A volte i pensieri, perlopiù mattutini, li subisco.
È uno strano dormiveglia come se fossi in un drive-in a mangiare patatine e pollo fritto.
Spesso mi chiedo dove sto andando.
Forse c’è stata una svolta.
Prima vivevo guardando avanti, la vita avanti, i progetti.
Ora vivo guardando indietro, i ricordi.
Guardo ancora avanti, faccio ancora progetti, temo la malattia mia e sua, penso spesso ai luoghi del dopo.
Quando è avvenuta questa svolta?
Non capisco bene di cosa si tratti.
Mi sembra che mi manchi qualcosa, di essere incompleto, inadatto, precario, emigrante…
anche se so di non esserlo.
Come fanno gli altri a vivere, a provarci, a crederci?
Cerco di carpire i segreti di vita, respirarli, farmi contaminare.
Il resto continua come sempre: occhio all’orologio e al conto in banca,
resistere ai mali che arrivano grandi e piccoli,
preoccuparsi per le nuove nidiate dislocate altrove.
Io spero che loro non siano come me,
cosa gli lascerò?
Cosa gli lasceremo? Gli basterà?
Questo è stato un inverno duro
ora c’è la primavera
devo pensare al prato, all’erba che cresce nella ghiaia
devo pensare alle potature
mentre i picchi fanno il nido.
Quando c’era la neve lei metteva briciole sul davanzale.
La sera chiudevamo vetri e scuri
la casa dentro era tutta buia e noi ben chiusi
l’unica finestra rimasta aperta la tv.
Tv e vita la stessa domanda:
esistono? sono vere? c’è da fidarsi?
Quello, quella, quelle, quelli che sento amiche e amici mi conoscono?
Cosa so io di loro?
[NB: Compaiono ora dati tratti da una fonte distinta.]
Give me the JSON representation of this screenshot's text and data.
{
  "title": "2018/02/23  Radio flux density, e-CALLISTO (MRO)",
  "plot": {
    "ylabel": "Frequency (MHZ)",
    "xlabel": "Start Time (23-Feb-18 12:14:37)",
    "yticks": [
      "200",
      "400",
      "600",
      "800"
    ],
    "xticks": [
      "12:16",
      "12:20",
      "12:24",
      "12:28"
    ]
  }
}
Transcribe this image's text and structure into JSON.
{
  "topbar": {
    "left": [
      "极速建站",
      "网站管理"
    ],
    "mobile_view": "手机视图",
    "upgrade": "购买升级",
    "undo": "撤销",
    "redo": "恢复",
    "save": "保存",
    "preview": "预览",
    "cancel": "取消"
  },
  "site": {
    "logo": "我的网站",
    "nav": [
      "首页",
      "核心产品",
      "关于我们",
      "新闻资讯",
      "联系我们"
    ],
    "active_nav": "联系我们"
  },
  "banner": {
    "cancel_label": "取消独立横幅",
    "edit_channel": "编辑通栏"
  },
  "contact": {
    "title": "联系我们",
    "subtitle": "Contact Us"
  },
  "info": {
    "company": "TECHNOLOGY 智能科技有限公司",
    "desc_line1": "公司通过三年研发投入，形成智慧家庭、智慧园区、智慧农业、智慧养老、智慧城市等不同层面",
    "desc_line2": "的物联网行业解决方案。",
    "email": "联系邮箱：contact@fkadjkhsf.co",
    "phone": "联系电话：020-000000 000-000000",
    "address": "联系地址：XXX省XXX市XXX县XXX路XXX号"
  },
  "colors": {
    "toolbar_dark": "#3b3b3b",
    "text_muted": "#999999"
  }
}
Cosa sanno loro di me? Di noi?
Andare a Messa o pregare mi piace.
Soprattutto alla Messa feriale di buon mattino quando siamo pochi al chiesolino
come l’aria fresca delle sette che mi fa ricordare treni, autobus, corse a piedi e in bicicletta
Io sono un garantito, almeno fino ad ora,
mi chiedo come fanno tanti, che vedo, a mangiare tutti i giorni.
Spesso ho mal di stomaco quando ci penso e le vertigini.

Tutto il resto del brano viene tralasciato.